Si el problema de la libertad ya no se puede plantear, entonces hay que imaginar una forma original de no plantearlo, o de superarlo. ¿Qué hay más allá de la libertad? Es la misma alternativa que se plantea para el final: ¿qué hay más allá del final?
El equivalente en el registro de la libertad de lo que acontece en el rasgo de ingenio o en el lenguaje poético, donde las palabras no tienen libertad para intercambiarse por otras, ni en contra de su sentido, sino tales como en sí mismas han sido cambiadas por la gracia del idioma, es que los hombres, más allá de su voluntad propia, son lo que son, son el acontecer directo de lo que son y de lo que hacen, al menos en sus momentos «poéticos», cuando no representan nada, y en ningún caso a ellos mismos como sujetos.
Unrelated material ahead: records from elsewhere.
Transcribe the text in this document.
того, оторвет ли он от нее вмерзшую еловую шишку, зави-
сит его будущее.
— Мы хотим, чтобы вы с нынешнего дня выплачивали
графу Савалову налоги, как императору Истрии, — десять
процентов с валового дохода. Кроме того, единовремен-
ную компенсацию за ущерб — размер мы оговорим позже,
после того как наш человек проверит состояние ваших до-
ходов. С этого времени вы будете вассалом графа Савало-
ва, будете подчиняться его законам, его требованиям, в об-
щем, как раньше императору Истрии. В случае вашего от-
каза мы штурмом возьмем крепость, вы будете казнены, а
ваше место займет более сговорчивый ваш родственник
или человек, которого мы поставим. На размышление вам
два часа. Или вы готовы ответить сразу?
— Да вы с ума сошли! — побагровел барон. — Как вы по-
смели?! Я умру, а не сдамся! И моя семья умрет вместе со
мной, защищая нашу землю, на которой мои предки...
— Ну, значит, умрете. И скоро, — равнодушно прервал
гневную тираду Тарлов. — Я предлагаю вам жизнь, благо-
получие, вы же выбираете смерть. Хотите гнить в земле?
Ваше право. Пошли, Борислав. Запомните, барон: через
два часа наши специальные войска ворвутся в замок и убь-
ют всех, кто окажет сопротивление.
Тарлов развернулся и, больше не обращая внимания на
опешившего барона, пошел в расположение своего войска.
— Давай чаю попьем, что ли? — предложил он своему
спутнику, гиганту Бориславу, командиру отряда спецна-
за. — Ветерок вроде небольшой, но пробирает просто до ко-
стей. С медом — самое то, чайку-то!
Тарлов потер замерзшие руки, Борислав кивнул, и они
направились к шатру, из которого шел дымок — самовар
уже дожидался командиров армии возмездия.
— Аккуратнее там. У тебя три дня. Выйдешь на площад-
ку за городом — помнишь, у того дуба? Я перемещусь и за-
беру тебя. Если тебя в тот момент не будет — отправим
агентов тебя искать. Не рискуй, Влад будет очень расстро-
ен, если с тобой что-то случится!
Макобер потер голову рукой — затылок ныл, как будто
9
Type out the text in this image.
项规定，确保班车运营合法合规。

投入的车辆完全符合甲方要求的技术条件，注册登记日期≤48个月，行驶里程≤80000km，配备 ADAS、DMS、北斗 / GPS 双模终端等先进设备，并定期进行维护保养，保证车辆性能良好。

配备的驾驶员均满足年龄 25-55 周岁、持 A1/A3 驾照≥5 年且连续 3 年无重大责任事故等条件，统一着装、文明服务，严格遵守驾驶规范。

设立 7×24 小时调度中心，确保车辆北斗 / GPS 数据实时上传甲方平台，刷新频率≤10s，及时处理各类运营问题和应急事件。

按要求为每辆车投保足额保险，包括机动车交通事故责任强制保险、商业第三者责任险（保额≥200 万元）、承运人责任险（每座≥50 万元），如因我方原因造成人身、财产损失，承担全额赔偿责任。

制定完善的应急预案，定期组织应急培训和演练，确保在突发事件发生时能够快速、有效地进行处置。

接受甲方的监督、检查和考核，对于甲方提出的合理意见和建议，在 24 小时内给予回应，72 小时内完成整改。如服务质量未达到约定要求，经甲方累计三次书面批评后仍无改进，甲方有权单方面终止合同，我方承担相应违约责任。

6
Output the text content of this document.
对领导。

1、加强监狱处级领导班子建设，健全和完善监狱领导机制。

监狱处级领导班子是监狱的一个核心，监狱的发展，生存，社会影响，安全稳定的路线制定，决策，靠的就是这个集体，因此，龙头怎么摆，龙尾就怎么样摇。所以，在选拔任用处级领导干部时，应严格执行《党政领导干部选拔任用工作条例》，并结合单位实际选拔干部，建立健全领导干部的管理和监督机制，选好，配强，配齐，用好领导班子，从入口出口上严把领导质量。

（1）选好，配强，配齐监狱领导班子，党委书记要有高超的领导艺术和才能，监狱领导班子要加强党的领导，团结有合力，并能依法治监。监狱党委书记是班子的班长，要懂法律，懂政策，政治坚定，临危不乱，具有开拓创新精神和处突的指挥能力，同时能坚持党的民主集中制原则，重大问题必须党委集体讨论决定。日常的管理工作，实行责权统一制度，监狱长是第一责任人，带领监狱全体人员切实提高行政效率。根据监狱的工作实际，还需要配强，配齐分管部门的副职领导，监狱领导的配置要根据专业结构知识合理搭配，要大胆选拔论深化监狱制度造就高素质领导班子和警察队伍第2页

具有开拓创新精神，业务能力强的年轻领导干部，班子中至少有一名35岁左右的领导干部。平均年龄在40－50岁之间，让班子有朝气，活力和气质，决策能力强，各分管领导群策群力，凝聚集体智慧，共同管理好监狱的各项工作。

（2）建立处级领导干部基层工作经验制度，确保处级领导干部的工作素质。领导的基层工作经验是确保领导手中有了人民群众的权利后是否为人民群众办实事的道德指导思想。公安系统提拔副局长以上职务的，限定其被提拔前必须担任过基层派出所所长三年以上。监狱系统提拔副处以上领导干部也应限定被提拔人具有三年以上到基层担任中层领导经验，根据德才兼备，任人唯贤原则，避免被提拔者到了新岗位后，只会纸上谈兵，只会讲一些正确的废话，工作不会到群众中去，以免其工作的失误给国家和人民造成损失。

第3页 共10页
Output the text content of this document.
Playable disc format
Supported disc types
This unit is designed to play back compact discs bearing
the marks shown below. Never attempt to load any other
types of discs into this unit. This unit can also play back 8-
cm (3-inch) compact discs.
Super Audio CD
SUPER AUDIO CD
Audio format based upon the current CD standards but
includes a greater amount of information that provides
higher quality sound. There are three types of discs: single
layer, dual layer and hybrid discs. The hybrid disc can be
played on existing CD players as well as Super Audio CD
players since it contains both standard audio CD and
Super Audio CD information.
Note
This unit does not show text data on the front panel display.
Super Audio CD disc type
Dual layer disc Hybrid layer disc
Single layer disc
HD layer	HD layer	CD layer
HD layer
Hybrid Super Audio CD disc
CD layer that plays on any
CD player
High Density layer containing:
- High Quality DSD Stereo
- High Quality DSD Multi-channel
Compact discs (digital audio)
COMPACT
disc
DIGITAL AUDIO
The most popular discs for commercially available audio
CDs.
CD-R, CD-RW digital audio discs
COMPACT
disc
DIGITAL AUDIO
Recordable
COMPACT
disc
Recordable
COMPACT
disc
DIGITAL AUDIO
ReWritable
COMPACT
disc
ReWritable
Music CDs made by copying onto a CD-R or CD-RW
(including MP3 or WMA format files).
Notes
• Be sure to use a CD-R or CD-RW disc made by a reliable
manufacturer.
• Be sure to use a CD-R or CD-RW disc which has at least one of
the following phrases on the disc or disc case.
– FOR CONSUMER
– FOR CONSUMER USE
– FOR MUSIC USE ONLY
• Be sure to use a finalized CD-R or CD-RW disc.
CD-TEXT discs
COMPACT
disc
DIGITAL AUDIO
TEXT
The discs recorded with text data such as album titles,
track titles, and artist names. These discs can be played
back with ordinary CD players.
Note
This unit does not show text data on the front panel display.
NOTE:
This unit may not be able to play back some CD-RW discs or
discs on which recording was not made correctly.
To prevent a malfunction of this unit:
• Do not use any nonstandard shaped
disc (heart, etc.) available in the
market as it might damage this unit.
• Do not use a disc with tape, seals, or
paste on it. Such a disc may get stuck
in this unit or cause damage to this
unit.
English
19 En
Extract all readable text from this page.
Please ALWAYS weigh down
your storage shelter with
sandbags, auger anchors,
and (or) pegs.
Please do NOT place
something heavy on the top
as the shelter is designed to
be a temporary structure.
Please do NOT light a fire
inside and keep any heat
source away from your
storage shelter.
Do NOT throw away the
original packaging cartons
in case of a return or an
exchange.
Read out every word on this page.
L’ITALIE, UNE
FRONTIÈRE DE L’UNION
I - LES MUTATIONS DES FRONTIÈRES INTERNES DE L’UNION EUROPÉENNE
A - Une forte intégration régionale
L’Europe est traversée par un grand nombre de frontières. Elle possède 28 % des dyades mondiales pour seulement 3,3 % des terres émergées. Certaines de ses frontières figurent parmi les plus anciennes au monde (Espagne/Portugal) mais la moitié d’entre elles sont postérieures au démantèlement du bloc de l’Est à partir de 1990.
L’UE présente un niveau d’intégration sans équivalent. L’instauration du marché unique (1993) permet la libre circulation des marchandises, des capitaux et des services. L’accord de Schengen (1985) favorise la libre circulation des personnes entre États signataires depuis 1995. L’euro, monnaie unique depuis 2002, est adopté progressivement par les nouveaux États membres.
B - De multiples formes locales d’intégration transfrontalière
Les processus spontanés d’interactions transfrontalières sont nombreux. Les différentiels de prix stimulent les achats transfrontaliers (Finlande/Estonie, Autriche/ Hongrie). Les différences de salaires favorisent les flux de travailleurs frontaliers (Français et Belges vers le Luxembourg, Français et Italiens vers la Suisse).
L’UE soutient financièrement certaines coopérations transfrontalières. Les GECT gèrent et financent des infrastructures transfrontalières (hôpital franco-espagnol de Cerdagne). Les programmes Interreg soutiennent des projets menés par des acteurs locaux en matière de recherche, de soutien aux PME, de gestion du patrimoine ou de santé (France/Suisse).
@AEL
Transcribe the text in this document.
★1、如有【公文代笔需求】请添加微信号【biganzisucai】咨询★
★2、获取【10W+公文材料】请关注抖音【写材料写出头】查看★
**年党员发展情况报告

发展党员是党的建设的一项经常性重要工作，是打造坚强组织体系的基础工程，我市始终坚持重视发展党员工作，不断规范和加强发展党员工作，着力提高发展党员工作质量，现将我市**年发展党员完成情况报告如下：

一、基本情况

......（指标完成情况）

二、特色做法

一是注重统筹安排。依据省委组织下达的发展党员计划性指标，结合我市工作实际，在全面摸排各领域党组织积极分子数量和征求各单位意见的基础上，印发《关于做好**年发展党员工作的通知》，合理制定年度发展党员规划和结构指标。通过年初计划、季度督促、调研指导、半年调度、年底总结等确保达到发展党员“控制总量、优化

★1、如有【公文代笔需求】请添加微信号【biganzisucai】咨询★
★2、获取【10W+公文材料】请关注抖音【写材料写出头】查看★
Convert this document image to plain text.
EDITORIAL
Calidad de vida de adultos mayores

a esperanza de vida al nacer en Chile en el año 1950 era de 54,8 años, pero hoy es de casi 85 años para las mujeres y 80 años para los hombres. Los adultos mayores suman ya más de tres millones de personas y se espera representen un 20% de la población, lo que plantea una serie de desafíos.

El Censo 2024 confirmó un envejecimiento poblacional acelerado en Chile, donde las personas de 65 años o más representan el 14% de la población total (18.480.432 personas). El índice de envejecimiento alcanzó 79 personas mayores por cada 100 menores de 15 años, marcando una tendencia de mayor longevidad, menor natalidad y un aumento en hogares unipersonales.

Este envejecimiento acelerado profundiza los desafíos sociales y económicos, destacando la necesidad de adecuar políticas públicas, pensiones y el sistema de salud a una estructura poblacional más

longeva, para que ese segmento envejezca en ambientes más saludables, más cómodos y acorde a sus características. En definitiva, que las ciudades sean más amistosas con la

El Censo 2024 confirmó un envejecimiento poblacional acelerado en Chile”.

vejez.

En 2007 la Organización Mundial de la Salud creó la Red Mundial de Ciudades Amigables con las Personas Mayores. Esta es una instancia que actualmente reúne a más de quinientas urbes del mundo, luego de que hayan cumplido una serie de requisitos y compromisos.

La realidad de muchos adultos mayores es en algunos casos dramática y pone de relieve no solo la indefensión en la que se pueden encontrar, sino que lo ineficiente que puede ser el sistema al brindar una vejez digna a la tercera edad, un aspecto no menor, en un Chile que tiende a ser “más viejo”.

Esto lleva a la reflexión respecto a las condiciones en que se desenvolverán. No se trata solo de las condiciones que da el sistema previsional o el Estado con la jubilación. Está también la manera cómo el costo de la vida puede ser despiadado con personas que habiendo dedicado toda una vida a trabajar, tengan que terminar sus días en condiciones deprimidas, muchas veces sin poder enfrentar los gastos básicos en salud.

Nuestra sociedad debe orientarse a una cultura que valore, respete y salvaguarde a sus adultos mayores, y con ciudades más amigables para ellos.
El resto, la retórica de la voluntad, de la responsabilidad, de la libertad, el retorno en imagen de toda nuestra filosofía moral, es bueno para la conciencia desencantada del sujeto alienado, el que es «liberado» porque no se sabe qué hacer con él como esclavo, aunque luego él no sepa qué hacer con esta libertad.
Es una libertad muy relativa, efectivamente, la de llegar a ser, como sujeto, responsable de las condiciones objetivas de su propia vida. Mientras esté sometido a las condiciones objetivas, sigo siendo objeto, no soy plenamente libre, debo ser liberado de esta libertad misma. Y esto solo es posible en el juego, en esta libertad más sutil del juego, cuyas reglas arbitrarias paradójicamente me liberan, mientras que en la realidad sigo encadenado por mi propia voluntad.